GIM5050 - Taxation of the investment return: dividends and other distributions: dividend buying

As explained at GIM5150, losses on the disposal of shares enter into an insurer’s computation of trade profits.

A general insurer may, for example, buy a parcel of shares shortly before a dividend or other distribution is paid and sell them shortly afterwards.

It stands to obtain a tax deduction for the fall in value of the shares which results from the making of the distribution, without paying tax on the dividend itself.

As part of any risk assessment process, Inspectors should consider whether anti-avoidance provisions might apply to share transactions undertaken by general insurers.
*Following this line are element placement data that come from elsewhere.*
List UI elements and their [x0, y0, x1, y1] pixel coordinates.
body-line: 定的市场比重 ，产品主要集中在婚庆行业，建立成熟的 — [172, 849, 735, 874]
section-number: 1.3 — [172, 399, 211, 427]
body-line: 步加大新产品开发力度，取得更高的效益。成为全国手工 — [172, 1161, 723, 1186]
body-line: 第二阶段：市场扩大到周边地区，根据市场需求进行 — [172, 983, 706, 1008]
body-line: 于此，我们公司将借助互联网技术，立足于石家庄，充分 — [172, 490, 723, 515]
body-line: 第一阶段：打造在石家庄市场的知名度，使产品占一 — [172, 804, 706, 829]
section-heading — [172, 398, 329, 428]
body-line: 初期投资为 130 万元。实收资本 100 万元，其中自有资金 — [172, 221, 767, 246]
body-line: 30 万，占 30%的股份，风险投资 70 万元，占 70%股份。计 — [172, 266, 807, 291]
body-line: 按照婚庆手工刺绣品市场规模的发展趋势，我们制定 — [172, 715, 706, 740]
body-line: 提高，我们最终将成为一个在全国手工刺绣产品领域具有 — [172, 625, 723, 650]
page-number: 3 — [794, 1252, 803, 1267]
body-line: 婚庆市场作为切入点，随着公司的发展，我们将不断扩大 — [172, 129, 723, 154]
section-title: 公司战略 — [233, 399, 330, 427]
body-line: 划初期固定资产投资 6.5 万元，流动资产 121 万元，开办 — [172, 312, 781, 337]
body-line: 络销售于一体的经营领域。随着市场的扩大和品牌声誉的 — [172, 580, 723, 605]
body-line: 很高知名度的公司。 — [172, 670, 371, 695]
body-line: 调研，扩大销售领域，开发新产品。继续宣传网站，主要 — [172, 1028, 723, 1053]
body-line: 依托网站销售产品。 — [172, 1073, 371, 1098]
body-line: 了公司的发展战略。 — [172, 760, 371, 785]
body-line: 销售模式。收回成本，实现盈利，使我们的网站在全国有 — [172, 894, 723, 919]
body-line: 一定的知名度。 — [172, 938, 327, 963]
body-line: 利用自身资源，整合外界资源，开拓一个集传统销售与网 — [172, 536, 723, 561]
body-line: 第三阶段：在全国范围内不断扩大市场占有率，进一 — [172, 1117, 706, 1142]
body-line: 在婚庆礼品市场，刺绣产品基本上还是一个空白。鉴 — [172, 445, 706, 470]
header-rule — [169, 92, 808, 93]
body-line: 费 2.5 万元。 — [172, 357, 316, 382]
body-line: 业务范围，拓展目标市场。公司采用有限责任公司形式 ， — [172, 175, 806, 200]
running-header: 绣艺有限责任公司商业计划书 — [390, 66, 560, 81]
ICTA88/S732 (see CTM36700 onwards) may be particularly relevant if a general insurer participates in a share buy-back after 1 July 1997, or otherwise buys and sells shares within a short period straddling the making of a distribution.

Exploitation of the exemption for dividends

Insurers may be tempted to enter into avoidance schemes designed to exploit the mismatch between the treatment of dividends and gains or losses on shares in the trade profits computation. Submissions should be made where this occurs.

These might include the sort of “preference share lending” by banks that was one of the targets of F2A97/S24, where what is in substance a loan at interest takes the form of an investment in redeemable preference shares because the lender sees a tax advantage in receiving FII rather than interest.